Parent Involvement and Parent Education


Parents are their children’s first and foremost teachers about the importance and value of good citizenship, good study habits and respect for the teaching and learning process. Children also learn from their parents about the school-family relationship, the parent-teacher relationship, and the level of public support for schools. Parents pass along these values without any coaching from the school. Most parents, however, can improve their ability to encourage student success in school with assistance from teachers and principals.

Researchers find that when parents are involved with schools in positive ways, dramatic results occur. Attendance and achievement improve, and parents and students develop better attitudes toward school. Researchers also know children grow up in a web of institutions – family, neighborhood, school, church, social and health agencies that serve children, local government, and private employers. The complex environmental, physical, social, and economic influences operate very much like an ecosystem – namely what happens in one part affects the other parts. The interest of the child is best served when all parts of the ecosystem collaborate and together support the needs of the child. The school can ensure positive results when it involves parents in meaningful ways.

“Parent involvement” is a loosely defined term that is used in many effective school reform efforts. Perhaps closer examination of the various roles that parents play with regard to their children’s education will provide insights into philosophical as well as behavioral and organizational change. Five types of parent involvement have been identified. Parent participation falls into these defined roles:

•Parents – Parents perform basic obligations for their child’s education and social development by registering the child for school, ensuring daily attendance, obtaining necessary medical exams and vaccinations, reading and responding to written communications from the teacher and school, and attending parent-teacher conferences. These regular activities are the core of the parent-school relationships.
•Collaborators – Parents reinforce the school’s efforts and help solve problems with their child by assisting with homework; responding to absences, truancy, behavioral orientation, and peer group pressure; and acting as the teacher’s partner regarding the learning environment. Schools need to examine whether their current policies and practices facilitate or hinder effective parental involvement in problem solving.
•Audience – Parents attend and appreciate school (and their children’s) performance and productions – open houses, back-to-school nights, plays, exhibits, athletic events, etc. These activities are designed to draw parents into the school.

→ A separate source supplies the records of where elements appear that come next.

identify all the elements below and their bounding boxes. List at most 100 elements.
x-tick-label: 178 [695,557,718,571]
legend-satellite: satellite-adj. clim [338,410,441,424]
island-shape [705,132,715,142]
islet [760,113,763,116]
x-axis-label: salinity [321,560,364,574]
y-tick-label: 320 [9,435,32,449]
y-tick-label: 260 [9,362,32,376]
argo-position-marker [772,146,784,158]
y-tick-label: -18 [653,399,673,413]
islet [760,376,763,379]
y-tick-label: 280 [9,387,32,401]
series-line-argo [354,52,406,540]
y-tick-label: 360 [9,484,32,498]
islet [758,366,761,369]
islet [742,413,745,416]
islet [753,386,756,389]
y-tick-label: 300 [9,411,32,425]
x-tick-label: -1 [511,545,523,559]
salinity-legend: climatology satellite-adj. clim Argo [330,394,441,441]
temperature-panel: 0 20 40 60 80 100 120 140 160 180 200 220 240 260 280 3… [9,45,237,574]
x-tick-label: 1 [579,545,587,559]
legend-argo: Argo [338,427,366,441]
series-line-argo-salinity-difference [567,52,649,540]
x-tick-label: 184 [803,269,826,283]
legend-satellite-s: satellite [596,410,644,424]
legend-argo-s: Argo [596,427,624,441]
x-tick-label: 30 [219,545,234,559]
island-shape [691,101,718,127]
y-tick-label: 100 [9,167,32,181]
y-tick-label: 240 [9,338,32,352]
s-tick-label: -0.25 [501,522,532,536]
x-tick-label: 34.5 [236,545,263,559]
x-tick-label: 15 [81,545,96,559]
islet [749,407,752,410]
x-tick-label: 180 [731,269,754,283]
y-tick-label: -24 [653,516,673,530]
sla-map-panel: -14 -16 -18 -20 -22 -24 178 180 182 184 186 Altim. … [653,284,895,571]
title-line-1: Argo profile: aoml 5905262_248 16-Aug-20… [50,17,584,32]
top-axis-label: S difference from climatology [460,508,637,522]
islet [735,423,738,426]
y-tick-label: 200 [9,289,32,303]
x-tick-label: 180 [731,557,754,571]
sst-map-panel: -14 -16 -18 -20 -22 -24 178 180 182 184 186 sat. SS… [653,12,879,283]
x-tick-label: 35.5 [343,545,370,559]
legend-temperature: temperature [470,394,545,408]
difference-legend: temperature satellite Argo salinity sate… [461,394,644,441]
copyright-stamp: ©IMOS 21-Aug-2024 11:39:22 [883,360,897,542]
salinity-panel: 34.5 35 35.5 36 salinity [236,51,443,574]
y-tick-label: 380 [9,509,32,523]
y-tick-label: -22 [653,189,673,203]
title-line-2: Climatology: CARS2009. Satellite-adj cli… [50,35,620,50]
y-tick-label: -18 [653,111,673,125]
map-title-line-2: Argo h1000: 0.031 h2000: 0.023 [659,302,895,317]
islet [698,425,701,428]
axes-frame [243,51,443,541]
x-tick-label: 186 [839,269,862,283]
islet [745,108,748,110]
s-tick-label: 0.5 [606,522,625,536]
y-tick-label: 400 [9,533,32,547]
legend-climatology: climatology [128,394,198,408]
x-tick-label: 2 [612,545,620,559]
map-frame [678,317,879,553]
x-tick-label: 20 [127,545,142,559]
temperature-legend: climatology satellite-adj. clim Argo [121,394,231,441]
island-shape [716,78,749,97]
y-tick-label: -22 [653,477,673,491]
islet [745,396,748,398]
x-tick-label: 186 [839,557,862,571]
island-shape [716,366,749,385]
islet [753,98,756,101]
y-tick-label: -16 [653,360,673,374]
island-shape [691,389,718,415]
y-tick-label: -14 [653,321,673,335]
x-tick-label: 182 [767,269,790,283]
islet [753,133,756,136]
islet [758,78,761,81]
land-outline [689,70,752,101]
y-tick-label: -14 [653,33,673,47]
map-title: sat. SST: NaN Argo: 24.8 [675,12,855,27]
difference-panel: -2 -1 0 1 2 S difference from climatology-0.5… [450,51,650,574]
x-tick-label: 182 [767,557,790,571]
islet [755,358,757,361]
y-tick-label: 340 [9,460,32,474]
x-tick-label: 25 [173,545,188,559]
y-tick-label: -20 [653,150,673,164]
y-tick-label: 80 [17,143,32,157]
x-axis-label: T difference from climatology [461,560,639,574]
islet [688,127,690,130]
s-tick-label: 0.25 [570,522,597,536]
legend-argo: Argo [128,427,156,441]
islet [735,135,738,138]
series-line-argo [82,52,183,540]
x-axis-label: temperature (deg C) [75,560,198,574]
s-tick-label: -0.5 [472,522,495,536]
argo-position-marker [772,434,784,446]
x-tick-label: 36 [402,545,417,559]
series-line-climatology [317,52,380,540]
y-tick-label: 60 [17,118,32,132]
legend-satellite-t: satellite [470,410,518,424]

The level of parent participation in these school-sponsored activities varies from school to school and family to family.
•Supporter – Parents provide a wide range of volunteer assistance to their own children’s teacher, to the parent organization, and to the school as a whole by serving as room parents, volunteering services in the library or lunch room, making calls, providing tutoring to children in special need, participating in organized parent support groups, or organizing and instituting “safe block” programs or prevention groups such as MADD.
•Advisors and/or Co-Decision Makers – Parents provide input on school policy and programs through membership in ad hoc or permanent governance bodies. The most successful parental involvement occurs when parents serve as equal members and do not perform merely perfunctory roles in decision-making.

Schools have come to expect parents to fulfill the roles noted above. But schools and community educators can also provide a valuable service to parents by providing parenting classes, such as the single parent family, discipline and expectations, step parenting, Parents As Teachers program, etc. One child psychologist believes that parents should help their children with the 3 R’s - respect, responsibility, and resourcefulness. By helping parents, the schools are helping prepare students for their K-12 learning experience.